So John McCain has been taking jabs at Barack Obama for suggesting that all employers should be forced to carry health insurance for all employees. In response, Obama's camp has come out with a new detail: A tax credit of up to 50% of the premiums for all small businesses that carry health insurance.

The whole discussion is buoyed on oceans of unquestioned assumptions and questionable logic. But right now, I want to focus on the biggest question that no candidate dare ask about health care policy: Why does it cost so much? Why, year after year, do we pay in the neighborhood of 50% more per capita than, for instance, Switzerland and Norway, nearly twice as much as Germany, France, or Canada, and more than twice as much as Sweden – and get worse results?
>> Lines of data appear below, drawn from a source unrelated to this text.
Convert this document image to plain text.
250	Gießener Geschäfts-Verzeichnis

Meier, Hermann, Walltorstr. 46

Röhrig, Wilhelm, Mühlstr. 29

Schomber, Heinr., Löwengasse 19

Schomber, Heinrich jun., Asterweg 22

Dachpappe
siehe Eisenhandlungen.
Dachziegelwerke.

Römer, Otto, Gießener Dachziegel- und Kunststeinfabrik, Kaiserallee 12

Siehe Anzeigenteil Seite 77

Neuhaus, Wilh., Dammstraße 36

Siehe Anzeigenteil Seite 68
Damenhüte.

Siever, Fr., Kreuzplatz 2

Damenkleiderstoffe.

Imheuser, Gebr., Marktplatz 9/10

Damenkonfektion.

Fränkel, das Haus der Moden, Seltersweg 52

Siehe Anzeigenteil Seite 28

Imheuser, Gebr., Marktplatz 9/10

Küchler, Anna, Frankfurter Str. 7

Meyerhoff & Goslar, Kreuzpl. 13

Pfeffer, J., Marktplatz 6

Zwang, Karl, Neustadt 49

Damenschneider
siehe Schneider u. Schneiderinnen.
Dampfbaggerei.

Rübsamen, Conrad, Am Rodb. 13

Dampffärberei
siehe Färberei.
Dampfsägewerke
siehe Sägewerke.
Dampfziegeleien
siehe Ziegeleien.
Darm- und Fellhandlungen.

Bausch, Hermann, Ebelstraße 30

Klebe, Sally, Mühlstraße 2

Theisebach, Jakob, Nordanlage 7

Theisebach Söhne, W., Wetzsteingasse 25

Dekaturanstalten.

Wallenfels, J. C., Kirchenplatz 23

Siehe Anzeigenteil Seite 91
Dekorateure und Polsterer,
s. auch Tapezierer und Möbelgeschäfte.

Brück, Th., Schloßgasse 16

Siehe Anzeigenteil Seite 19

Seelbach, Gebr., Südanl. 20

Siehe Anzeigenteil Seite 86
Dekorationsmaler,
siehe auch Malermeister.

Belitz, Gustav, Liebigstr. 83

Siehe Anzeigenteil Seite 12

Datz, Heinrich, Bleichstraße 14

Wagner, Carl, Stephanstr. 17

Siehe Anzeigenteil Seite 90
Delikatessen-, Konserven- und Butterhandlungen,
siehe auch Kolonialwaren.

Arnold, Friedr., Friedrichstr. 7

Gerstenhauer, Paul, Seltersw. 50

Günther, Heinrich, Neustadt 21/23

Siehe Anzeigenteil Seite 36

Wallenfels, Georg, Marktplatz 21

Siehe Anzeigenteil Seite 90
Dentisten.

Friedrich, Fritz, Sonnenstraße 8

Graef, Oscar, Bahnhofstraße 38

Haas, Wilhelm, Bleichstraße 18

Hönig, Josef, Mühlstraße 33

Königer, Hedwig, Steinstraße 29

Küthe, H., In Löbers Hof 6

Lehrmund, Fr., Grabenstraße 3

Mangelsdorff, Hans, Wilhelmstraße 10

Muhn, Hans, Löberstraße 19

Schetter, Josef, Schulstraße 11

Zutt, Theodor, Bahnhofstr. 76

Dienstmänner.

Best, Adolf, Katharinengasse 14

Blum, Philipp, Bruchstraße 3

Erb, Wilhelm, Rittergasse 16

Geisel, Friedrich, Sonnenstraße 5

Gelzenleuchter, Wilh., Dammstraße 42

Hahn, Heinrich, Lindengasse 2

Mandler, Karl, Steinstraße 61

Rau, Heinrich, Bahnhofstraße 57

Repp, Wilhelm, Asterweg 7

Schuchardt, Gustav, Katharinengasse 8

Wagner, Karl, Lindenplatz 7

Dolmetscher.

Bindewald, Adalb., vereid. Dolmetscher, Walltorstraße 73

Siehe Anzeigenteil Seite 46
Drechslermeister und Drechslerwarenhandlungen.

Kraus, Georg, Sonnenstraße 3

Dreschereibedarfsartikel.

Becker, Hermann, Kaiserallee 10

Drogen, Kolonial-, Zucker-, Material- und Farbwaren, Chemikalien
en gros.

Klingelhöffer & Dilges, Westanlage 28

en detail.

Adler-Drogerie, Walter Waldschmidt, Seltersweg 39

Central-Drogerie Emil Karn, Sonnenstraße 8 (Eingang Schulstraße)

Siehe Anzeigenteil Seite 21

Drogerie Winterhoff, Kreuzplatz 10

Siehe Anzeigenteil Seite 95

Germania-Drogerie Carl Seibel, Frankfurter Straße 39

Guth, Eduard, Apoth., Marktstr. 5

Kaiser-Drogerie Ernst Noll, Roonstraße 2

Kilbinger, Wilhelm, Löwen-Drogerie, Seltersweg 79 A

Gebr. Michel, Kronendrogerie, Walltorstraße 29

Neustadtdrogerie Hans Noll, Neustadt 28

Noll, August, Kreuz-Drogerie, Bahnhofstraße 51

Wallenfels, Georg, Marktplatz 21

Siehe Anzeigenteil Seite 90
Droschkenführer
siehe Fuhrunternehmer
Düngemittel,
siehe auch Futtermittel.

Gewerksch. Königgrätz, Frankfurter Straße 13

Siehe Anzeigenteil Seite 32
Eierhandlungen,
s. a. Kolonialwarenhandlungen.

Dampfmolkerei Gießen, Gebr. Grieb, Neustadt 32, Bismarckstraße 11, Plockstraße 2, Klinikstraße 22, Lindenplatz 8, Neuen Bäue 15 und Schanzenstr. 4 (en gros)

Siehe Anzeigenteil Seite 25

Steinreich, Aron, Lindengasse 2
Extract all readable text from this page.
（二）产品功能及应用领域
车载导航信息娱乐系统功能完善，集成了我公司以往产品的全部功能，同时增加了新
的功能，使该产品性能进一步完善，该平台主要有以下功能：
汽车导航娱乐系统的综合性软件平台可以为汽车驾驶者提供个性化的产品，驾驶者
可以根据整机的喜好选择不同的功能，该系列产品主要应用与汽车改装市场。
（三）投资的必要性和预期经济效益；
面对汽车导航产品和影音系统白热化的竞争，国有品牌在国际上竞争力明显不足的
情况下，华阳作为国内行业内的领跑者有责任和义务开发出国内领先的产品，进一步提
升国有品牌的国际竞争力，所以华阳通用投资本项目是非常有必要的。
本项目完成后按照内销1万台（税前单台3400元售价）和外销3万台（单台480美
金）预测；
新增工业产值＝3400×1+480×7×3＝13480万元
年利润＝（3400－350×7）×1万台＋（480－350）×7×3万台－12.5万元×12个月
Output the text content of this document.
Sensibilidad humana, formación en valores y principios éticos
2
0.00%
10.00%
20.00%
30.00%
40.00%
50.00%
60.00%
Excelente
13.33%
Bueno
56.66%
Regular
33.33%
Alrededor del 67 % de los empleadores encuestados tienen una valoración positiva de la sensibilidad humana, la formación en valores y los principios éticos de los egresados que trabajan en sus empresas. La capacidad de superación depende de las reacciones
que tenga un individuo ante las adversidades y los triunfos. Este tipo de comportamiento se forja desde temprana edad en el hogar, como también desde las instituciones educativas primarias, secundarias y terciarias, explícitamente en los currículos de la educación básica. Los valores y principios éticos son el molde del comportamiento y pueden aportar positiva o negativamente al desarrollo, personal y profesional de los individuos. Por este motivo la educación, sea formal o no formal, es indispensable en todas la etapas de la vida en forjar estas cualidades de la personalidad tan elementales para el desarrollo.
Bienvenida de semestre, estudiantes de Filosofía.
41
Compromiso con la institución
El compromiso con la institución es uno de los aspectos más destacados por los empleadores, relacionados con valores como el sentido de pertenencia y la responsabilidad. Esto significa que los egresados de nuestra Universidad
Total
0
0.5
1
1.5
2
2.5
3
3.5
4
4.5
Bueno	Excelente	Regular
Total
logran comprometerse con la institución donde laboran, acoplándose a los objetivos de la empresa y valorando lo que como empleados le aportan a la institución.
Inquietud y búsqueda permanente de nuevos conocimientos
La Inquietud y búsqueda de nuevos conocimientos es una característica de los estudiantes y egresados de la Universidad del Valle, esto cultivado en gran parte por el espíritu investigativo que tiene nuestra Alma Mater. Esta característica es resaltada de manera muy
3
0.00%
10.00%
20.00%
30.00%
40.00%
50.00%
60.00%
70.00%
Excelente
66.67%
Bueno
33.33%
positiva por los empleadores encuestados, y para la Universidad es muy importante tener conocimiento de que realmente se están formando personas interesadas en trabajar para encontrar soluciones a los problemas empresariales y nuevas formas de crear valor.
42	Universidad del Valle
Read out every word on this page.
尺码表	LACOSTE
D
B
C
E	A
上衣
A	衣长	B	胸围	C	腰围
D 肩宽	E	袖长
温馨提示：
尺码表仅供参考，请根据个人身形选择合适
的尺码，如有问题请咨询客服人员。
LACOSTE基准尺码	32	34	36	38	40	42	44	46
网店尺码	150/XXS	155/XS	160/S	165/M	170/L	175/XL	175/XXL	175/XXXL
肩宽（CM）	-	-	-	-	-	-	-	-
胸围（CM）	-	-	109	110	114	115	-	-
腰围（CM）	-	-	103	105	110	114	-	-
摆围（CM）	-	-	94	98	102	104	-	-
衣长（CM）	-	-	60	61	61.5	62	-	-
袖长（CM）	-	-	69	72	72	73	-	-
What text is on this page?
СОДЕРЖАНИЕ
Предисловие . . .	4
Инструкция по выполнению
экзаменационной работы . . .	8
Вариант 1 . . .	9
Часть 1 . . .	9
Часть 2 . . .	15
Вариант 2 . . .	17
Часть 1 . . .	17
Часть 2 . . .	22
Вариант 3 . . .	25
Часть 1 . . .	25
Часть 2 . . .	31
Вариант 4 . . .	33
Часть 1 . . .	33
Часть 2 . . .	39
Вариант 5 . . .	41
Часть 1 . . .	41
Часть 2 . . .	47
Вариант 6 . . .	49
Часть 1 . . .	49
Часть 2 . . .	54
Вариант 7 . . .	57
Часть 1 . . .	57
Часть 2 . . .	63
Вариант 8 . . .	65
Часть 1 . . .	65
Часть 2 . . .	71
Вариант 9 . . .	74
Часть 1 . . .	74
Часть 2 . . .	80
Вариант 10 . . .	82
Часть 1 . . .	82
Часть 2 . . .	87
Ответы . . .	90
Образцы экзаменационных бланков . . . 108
Why is our healthcare inflation rate consistently two to three times the general inflation rate? In 2006, the general basket of goods and services behind the Consumer Price Index would have cost you five times what it would have cost you in 1970 – while in the same period "national health expenditures per capita" had increased 20 times. Why do private health care premium increases consistently outpace the rise in actual health expenditures, in some recent years doubling the rate?

Do these facts have anything to do with the large and obvious differences between our system and the others in the world, such as our large, profitable, and relatively unfettered private health plan sector, through which more than one third of all our health care expenditures are channeled? Or the lack of feedback mechanisms in the system, whether market-generated or regulatory, to channel healthcare resources to what is effective and efficient, rather than to what helps the bottom line of the individual institutions, the companies, and the practitioners in the system?

The candidates can't ask those questions because, if we asked them seriously, the answers would upset too many apple carts. And the traditional answers (We have more choice. Really? We have the best healthcare in the world. Really?) are increasingly wearing thin, even for the average voter.